Nel mondo della craft beer italiana, certamente molto più che in altre filiere produttive, si incontrano tante storie fatte di viaggi, incontri, coincidenze, aspirazioni, passioni e punti di svolta. Il birrificio artigianale vicentino Ofelia, fondato e gestito da Andrea Signorini e Lisa Freschi, ne è un esempio. Per Andrea e Lisa, che sono anche compagni nella vita, la birra è stata la passione condivisa che li ha portati a passare dall’home brewing a un’attività commerciale. Ma dentro questo “contenitore” essi hanno riversato almeno altre tre passioni: quella per il marketing, quella per la cucina e infine quella per i viaggi.
Dal Belgio in poi
Fu proprio durante un viaggio in Belgio nel 2008, tra birrifici, pub e abbazie, che scattò la voglia di produrre birra. Lisa ai tempi – laurea in Ca’ Foscari – gestiva un ristorante, dopo anni trascorsi a dedicarsi alla promozione dell’enogastronomia vicentina. Andrea, con in tasca una laurea in economia, aveva un suo studio da commercialista e aveva appena terminato un corso di formazione per sommelier, coltivando la sua passione originaria: il vino.
Al rientro in Italia, in perfetto stile garagista, Andrea e Lisa occupano una rimessa della famiglia di Lisa con un piccolo impianto semiprofessionale affittato, e cominciano a produrre birra su scala un po’ più che “home”. «Ci siamo misurati fin da subito con problematiche molto vicine a quelle dei microbirrifici», spiega Andrea.
Tre anni dopo, i due non accettano l’offerta di acquisto dell’impianto avanzata dal proprietario e l’avventura sembra aver fine… Ma la passione vince sulle titubanze e quello che fino ad allora era sembrato solo un hobby comincia ad assumere i tratti di un’attività vera e propria.
Andrea e Lisa decidono di fare il salto. Acquistano un impianto più performante, trovano una sede produttiva.
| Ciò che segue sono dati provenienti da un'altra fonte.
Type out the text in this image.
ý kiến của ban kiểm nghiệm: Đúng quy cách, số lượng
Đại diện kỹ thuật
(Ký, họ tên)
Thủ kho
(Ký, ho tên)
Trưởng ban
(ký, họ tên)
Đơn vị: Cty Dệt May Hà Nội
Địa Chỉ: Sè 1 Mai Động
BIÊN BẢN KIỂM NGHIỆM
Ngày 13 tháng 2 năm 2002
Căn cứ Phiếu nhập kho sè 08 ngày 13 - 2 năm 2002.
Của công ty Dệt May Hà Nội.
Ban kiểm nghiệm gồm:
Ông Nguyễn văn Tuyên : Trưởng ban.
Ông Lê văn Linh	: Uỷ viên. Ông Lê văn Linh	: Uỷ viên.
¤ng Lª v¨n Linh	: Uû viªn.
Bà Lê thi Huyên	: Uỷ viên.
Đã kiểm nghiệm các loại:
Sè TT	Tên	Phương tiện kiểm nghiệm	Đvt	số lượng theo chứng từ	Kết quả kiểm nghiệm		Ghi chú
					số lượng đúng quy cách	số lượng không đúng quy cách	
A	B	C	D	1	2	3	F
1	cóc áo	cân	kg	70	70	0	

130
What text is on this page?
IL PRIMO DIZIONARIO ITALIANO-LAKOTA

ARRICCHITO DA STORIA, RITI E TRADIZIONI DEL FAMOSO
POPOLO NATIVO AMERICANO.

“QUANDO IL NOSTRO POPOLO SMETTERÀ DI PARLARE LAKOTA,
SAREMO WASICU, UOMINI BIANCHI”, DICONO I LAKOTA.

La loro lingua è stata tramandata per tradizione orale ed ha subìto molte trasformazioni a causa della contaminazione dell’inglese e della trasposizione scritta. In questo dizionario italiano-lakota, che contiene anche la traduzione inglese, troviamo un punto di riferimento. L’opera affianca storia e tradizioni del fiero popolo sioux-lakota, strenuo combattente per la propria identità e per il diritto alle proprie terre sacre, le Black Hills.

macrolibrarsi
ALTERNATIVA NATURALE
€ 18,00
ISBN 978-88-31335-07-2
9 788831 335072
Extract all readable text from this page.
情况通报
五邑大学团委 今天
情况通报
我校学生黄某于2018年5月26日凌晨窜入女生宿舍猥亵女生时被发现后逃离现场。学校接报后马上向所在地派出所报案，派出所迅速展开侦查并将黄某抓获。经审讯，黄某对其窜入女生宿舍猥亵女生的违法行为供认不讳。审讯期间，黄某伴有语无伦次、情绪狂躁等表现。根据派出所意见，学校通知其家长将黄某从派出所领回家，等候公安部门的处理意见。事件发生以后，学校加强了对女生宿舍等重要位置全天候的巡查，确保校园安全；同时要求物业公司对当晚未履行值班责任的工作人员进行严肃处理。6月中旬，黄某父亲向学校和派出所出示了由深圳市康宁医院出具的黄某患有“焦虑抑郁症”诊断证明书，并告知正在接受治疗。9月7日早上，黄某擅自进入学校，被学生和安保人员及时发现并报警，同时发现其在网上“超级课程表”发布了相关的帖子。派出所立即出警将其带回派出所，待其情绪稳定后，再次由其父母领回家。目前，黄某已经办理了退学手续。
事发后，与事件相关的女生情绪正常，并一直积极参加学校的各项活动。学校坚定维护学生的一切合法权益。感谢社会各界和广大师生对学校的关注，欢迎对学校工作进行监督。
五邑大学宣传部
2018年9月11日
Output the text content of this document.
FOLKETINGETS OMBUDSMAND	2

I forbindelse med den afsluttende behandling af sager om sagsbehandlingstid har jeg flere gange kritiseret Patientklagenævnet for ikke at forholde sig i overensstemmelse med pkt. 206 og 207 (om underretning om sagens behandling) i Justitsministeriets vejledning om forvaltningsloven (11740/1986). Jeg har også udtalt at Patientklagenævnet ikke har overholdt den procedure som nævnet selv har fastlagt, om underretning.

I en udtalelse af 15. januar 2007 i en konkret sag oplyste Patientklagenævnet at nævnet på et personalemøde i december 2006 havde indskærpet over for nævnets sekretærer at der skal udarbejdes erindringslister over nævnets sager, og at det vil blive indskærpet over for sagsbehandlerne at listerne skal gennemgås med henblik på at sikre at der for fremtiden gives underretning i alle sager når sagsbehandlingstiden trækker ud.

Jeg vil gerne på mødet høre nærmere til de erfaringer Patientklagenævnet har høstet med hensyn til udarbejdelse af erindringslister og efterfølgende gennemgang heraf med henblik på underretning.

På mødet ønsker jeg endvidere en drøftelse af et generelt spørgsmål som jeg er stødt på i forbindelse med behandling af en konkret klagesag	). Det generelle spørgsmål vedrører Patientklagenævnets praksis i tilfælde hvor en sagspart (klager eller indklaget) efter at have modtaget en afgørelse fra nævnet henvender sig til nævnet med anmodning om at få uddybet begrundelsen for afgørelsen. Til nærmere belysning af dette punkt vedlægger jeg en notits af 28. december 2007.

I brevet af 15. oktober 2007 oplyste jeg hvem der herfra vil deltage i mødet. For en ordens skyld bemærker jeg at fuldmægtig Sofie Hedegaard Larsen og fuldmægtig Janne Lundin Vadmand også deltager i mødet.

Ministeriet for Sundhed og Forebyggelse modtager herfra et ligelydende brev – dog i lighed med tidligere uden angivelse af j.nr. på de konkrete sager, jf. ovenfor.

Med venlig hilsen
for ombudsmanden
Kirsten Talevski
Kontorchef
Il birrificio nasce nel 2012 e l’attività decolla subito, anche grazie agli ottimi rapporti con la ristorazione vicentina. «La birra non bastava mai – racconta Andrea – il che dal punto di vista commerciale era perfetto, ma da quello birrario era un po’ frustrante, perché continuavo a produrre le birre che i clienti volevano e non c’era tempo per “pensare” birre nuove, per la creatività. Inoltre, lo spazio in cui lavoravamo era veramente piccolo e a un certo punto ero arrivato a fare per tre – quattro giorni a settimana quadruple cotte, iniziando alle 4 del mattino per terminare alle 22. Non era possibile andare avanti in quel modo a lungo, se non sapendo che c’erano altre prospettive nel futuro».
2016: nuovo impianto e tap room
Nel 2016 la svolta, col trasferimento in un nuovo locale, dove trova spazio anche una tap room, e l’acquisto di un nuovo impianto. «Durante i primi anni di produzione, oltre a non avere la possibilità di fare somministrazione, usavamo veramente poca tecnologia, moltissime operazioni erano manuali e la possibilità di commettere errori era elevata. Per questo acquistammo dal birrificio Birrone, che all’epoca era in fase di espansione, l’impianto che tutt’ora utilizziamo in produzione».